Um dos aspectos inovadores das propostas residiu na identificação do acesso participativo e universal dos brasileiros ao conhecimento, como um desafio científico da área. Aparentemente um problema da esfera política, ele remete à pesquisa sobre a interação homem-computador e ultrapassa questões de acesso aos equipamentos. “Absorver populações heterogêneas no processo informacional é um problema tecnológico de difícil resolução, mas é do ponto de vista do resultado que ele deve ser visto como uma questão de fronteira”, reflete Virgílio Almeida.

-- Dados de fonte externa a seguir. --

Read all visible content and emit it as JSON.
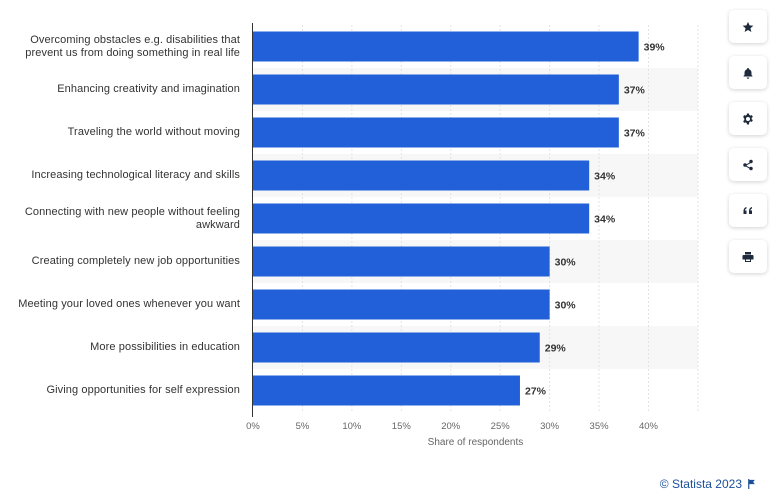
{
  "chart_data": {
    "type": "bar",
    "orientation": "horizontal",
    "categories": [
      "Overcoming obstacles e.g. disabilities that prevent us from doing something in real life",
      "Enhancing creativity and imagination",
      "Traveling the world without moving",
      "Increasing technological literacy and skills",
      "Connecting with new people without feeling awkward",
      "Creating completely new job opportunities",
      "Meeting your loved ones whenever you want",
      "More possibilities in education",
      "Giving opportunities for self expression"
    ],
    "values": [
      39,
      37,
      37,
      34,
      34,
      30,
      30,
      29,
      27
    ],
    "value_labels": [
      "39%",
      "37%",
      "37%",
      "34%",
      "34%",
      "30%",
      "30%",
      "29%",
      "27%"
    ],
    "xlabel": "Share of respondents",
    "ylabel": "",
    "xlim": [
      0,
      45
    ],
    "xticks": [
      0,
      5,
      10,
      15,
      20,
      25,
      30,
      35,
      40
    ],
    "xtick_labels": [
      "0%",
      "5%",
      "10%",
      "15%",
      "20%",
      "25%",
      "30%",
      "35%",
      "40%"
    ],
    "grid": true,
    "bar_color": "#2160d9",
    "stripe_color": "#f7f7f7"
  },
  "toolbar": {
    "buttons": [
      {
        "name": "favorite-button",
        "icon": "star-icon"
      },
      {
        "name": "notification-button",
        "icon": "bell-icon"
      },
      {
        "name": "settings-button",
        "icon": "gear-icon"
      },
      {
        "name": "share-button",
        "icon": "share-icon"
      },
      {
        "name": "cite-button",
        "icon": "quote-icon"
      },
      {
        "name": "print-button",
        "icon": "printer-icon"
      }
    ]
  },
  "credit": {
    "text": "© Statista 2023",
    "icon": "flag-icon"
  }
}
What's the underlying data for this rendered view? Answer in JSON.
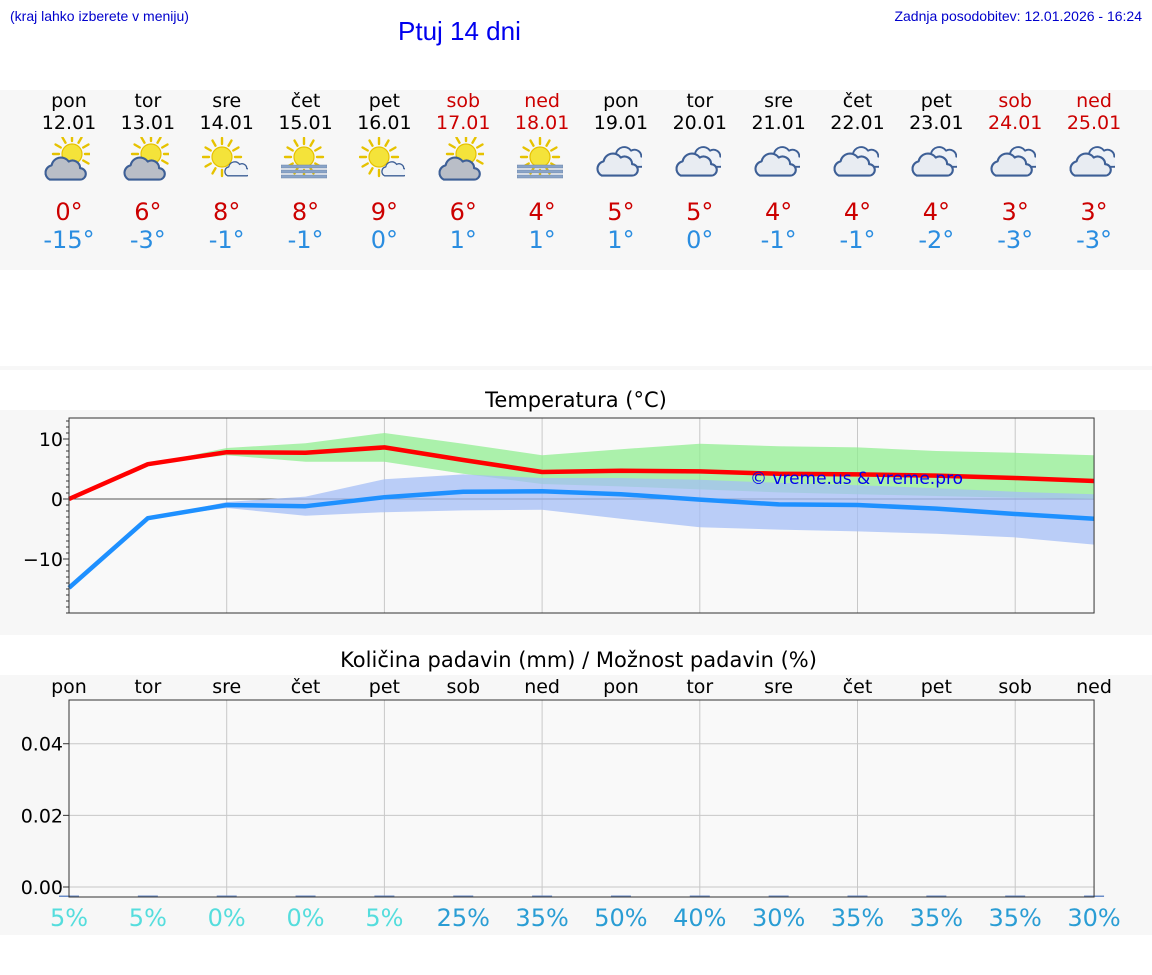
{
  "header": {
    "hint": "(kraj lahko izberete v meniju)",
    "title": "Ptuj 14 dni",
    "updated": "Zadnja posodobitev: 12.01.2026 - 16:24"
  },
  "days": [
    {
      "name": "pon",
      "date": "12.01",
      "weekend": false,
      "icon": "sun-cloud-icon",
      "tmax": "0°",
      "tmin": "-15°"
    },
    {
      "name": "tor",
      "date": "13.01",
      "weekend": false,
      "icon": "sun-cloud-icon",
      "tmax": "6°",
      "tmin": "-3°"
    },
    {
      "name": "sre",
      "date": "14.01",
      "weekend": false,
      "icon": "sun-small-cloud-icon",
      "tmax": "8°",
      "tmin": "-1°"
    },
    {
      "name": "čet",
      "date": "15.01",
      "weekend": false,
      "icon": "sun-fog-icon",
      "tmax": "8°",
      "tmin": "-1°"
    },
    {
      "name": "pet",
      "date": "16.01",
      "weekend": false,
      "icon": "sun-small-cloud-icon",
      "tmax": "9°",
      "tmin": "0°"
    },
    {
      "name": "sob",
      "date": "17.01",
      "weekend": true,
      "icon": "sun-cloud-icon",
      "tmax": "6°",
      "tmin": "1°"
    },
    {
      "name": "ned",
      "date": "18.01",
      "weekend": true,
      "icon": "sun-fog-icon",
      "tmax": "4°",
      "tmin": "1°"
    },
    {
      "name": "pon",
      "date": "19.01",
      "weekend": false,
      "icon": "cloudy-icon",
      "tmax": "5°",
      "tmin": "1°"
    },
    {
      "name": "tor",
      "date": "20.01",
      "weekend": false,
      "icon": "cloudy-icon",
      "tmax": "5°",
      "tmin": "0°"
    },
    {
      "name": "sre",
      "date": "21.01",
      "weekend": false,
      "icon": "cloudy-icon",
      "tmax": "4°",
      "tmin": "-1°"
    },
    {
      "name": "čet",
      "date": "22.01",
      "weekend": false,
      "icon": "cloudy-icon",
      "tmax": "4°",
      "tmin": "-1°"
    },
    {
      "name": "pet",
      "date": "23.01",
      "weekend": false,
      "icon": "cloudy-icon",
      "tmax": "4°",
      "tmin": "-2°"
    },
    {
      "name": "sob",
      "date": "24.01",
      "weekend": true,
      "icon": "cloudy-icon",
      "tmax": "3°",
      "tmin": "-3°"
    },
    {
      "name": "ned",
      "date": "25.01",
      "weekend": true,
      "icon": "cloudy-icon",
      "tmax": "3°",
      "tmin": "-3°"
    }
  ],
  "colors": {
    "max": "#ff0000",
    "min": "#1e90ff",
    "maxBand": "#90ee90",
    "minBand": "#a4bdf5",
    "probLight": "#55dddd",
    "probDark": "#2a9dd4"
  },
  "chart_data": [
    {
      "type": "line",
      "title": "Temperatura (°C)",
      "watermark": "© vreme.us & vreme.pro",
      "x": [
        0,
        1,
        2,
        3,
        4,
        5,
        6,
        7,
        8,
        9,
        10,
        11,
        12,
        13
      ],
      "ylim": [
        -19,
        13.5
      ],
      "yticks": [
        10,
        0,
        -10
      ],
      "ytick_labels": [
        "10",
        "0",
        "−10"
      ],
      "series": [
        {
          "name": "max",
          "values": [
            0,
            5.8,
            7.8,
            7.7,
            8.6,
            6.5,
            4.5,
            4.7,
            4.6,
            4.2,
            4.1,
            3.9,
            3.5,
            3.0
          ],
          "band_high": [
            0,
            5.8,
            8.5,
            9.3,
            11,
            9.2,
            7.3,
            8.3,
            9.2,
            8.8,
            8.6,
            8,
            7.7,
            7.3
          ],
          "band_low": [
            0,
            5.8,
            7.3,
            6.2,
            6.2,
            4.2,
            2.5,
            2.1,
            1.6,
            1.1,
            0.8,
            0.5,
            0.2,
            0
          ]
        },
        {
          "name": "min",
          "values": [
            -14.8,
            -3.2,
            -1.0,
            -1.2,
            0.3,
            1.2,
            1.3,
            0.8,
            -0.1,
            -0.9,
            -1.0,
            -1.6,
            -2.5,
            -3.3
          ],
          "band_high": [
            -14.8,
            -3.2,
            -0.5,
            0.4,
            3.3,
            4.1,
            3.5,
            3.5,
            3.2,
            2.7,
            2.3,
            1.8,
            1.2,
            0.8
          ],
          "band_low": [
            -14.8,
            -3.2,
            -1.5,
            -2.8,
            -2.2,
            -1.9,
            -1.8,
            -3.3,
            -4.7,
            -5.1,
            -5.4,
            -5.8,
            -6.4,
            -7.6
          ]
        }
      ]
    },
    {
      "type": "bar",
      "title": "Količina padavin (mm) / Možnost padavin (%)",
      "categories": [
        "pon",
        "tor",
        "sre",
        "čet",
        "pet",
        "sob",
        "ned",
        "pon",
        "tor",
        "sre",
        "čet",
        "pet",
        "sob",
        "ned"
      ],
      "values": [
        0,
        0,
        0,
        0,
        0,
        0,
        0,
        0,
        0,
        0,
        0,
        0,
        0,
        0
      ],
      "probability": [
        "5%",
        "5%",
        "0%",
        "0%",
        "5%",
        "25%",
        "35%",
        "50%",
        "40%",
        "30%",
        "35%",
        "35%",
        "35%",
        "30%"
      ],
      "probability_values": [
        5,
        5,
        0,
        0,
        5,
        25,
        35,
        50,
        40,
        30,
        35,
        35,
        35,
        30
      ],
      "ylim": [
        0,
        0.055
      ],
      "yticks": [
        0.0,
        0.02,
        0.04
      ],
      "ytick_labels": [
        "0.00",
        "0.02",
        "0.04"
      ]
    }
  ]
}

Atentos a uma série de dispositivos eletrônicos no cotidiano das pessoas, especialistas se perguntam como desenvolver aplicações e serviços para grupos populacionais de perfis econômico, cultural e educacional diversos, garantindo-lhes o que denominam acesso participativo. Esta última palavra é a chave para compreender a complexidade do problema. “Isso significa que a construção do conhecimento não viria apenas de quem projeta esses meios, mas também de quem os utiliza”, explica o professor da UFMG. Um desafio real, quando se sabe que pelo menos 15% da população brasileira é analfabeta.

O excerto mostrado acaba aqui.